Madi drilled a forehand right into the instructor’s forehead during her first session there when she was 8.

“I was freaking out,” Madi said while laughing. “But he just laughed it off and said, ‘Well, I guess your aiming is good.’”

A statement that rang true for years to come.

She filled up her shelves with trophies from Crane Creek and Barbara Chandler among others. Madi then won district titles in the sixth and eighth grades at Lone Star Middle School.

But she faced an intriguing predicament heading into her freshman year. Nampa Christian, the school she had attended since kindergarten, didn’t have a tennis program. Madi was already living in the Skyview school boundaries, though. So rather than compete unattached at 3A, she elected to play for the Hawks while keeping her enrollment at Nampa Christian.

“I loved being a part of that unique situation,” Madi said. “It was a completely different atmosphere and I loved getting to see all the different faces. Skyview will always have a special place in my heart.”

And Madi quickly made a name for herself there, too.

Madi took second at districts and fifth at state her freshman year.

The following season she was one of only two people at state to take a set off of three-time champion Adriene Pavek of Century.
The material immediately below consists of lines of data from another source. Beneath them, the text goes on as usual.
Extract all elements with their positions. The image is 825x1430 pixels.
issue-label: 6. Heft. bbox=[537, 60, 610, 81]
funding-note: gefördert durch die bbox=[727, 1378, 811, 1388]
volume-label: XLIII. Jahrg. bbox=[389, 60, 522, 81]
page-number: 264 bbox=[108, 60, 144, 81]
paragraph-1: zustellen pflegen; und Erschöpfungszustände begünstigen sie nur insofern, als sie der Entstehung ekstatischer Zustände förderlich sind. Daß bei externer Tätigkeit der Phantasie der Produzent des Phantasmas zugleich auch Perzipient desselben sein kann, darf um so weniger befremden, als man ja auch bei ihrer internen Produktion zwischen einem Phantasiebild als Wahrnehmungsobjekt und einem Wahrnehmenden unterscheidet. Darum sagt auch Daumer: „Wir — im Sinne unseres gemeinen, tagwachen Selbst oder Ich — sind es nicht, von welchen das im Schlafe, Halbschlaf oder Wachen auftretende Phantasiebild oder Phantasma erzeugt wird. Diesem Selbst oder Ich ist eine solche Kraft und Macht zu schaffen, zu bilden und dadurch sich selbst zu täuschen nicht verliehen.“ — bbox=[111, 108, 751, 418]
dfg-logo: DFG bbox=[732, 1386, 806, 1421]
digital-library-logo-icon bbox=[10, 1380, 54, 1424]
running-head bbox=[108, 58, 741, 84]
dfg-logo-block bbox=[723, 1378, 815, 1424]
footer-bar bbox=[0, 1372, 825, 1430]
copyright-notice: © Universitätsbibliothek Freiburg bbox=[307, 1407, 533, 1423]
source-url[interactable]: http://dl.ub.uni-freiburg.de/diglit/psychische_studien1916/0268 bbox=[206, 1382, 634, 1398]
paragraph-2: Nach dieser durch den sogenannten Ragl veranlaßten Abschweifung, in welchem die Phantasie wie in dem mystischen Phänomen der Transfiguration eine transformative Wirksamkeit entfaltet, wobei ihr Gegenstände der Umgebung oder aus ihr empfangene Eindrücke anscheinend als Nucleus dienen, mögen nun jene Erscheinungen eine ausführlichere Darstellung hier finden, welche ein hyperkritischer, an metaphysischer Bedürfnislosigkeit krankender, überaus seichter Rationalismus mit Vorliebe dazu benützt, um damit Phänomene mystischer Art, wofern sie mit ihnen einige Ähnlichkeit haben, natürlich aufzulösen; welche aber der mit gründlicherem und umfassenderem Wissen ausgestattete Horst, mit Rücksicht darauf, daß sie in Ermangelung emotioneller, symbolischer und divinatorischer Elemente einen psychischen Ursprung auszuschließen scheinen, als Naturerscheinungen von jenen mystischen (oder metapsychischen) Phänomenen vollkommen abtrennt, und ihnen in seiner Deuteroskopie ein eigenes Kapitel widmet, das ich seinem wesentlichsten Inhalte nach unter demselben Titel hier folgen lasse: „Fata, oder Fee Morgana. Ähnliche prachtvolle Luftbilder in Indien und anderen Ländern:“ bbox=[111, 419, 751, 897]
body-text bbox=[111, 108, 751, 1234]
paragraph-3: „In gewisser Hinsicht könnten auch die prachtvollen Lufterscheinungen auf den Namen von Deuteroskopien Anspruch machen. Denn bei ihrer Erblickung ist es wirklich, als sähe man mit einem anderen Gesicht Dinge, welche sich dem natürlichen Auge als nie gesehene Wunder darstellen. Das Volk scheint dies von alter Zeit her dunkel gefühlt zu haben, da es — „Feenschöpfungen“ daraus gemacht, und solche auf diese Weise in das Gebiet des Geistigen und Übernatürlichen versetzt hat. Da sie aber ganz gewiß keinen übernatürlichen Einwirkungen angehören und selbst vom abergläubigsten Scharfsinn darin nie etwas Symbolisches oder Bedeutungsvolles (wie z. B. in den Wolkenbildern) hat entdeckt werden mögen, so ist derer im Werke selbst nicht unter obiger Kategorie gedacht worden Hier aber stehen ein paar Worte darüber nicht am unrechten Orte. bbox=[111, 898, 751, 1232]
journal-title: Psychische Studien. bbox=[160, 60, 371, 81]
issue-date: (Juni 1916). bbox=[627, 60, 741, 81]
Pavek is now at Idaho State. Madi then won her next four matches in straight sets to place third at state.

“It was crazy,” Madi said. “But it didn’t hit me in the moment. It’s only now that I think, ‘Wow, there were all these good players. How did I get third?’”

Injuries, though, derailed her season last year.

Accutane, an acne treating drug, caused muscular problems in her right serving shoulder. Madi also pulled a muscle in her right leg.

Skyview’s move up from 4A to 5A, which has a week long district tournament, didn’t help either.

She barely qualified for state by finishing eighth at districts. Madi did win her opening match at state over Borah’s Angela Parker. But she fell to second-seeded Madi Whittmore of Coeur d’Alene in the quarterfinals. Bowers’ state run ended with a 9-7 loss to Rocky Mountain’s Sarah Hall — someone she had already beaten multiple times during the regular season.

“She could hardly run around the court,” Bruce said.

The experience carried over into her senior season.

It began with volleyball where Madi didn’t even want to go out at first. She had started since her freshman year, had won two state titles and was a three-time All-2A Western Idaho Conference player coming in.

Madi then almost quit the team about midway through the season.

“I came home one night to find her laying on the bathroom floor bawling,” Bruce said. “She was almost hyperventilating. Last season just kind of ate at her. I think she felt like if she didn’t play the way the coaches felt like she could play, she would be a failure again in her mind. She took it too hard on herself.”

But she saw the season through. The Trojans won their ninth consecutive district title, took second at state and Madi herself was an All-WIC player for the fourth year in a row.

For her final year in tennis, Madi had decided to try her hand at something new. She was going to partner up with Devin Slemmer in mixed doubles.

“I wanted my senior year to be about having fun again,” Madi said. “That’s why I started and fell in love with tennis in the first place. And I really hadn’t had that in a long time.”

She never got the chance, though. The only matches Madi got to play were the ones in practice.

“I’m trying not to think about it,” Madi said. “If I dwell on it too much, I might start crying right now.”

Bowers had opportunities with Whitworth (Spokane, Washington), Lewis & Clark (Portland) and the College of Idaho. But she has decided to just focus on academics at Grand Canyon University in Arizona.

But the difficult decision to walk away doesn’t take away from her passion of the game. She will still always love it — in one way or another.

“It’s always been my safe place,” Madi said. “I got on the court and knew what I was gonna do. It was all figured out in my head, where in life, that’s not always the case. Tennis has helped me with a lot of problem solving skills in my life and not to let one little bump in the road drag me down because there’s always gonna be more ahead of you. So I’ll always be grateful for it.”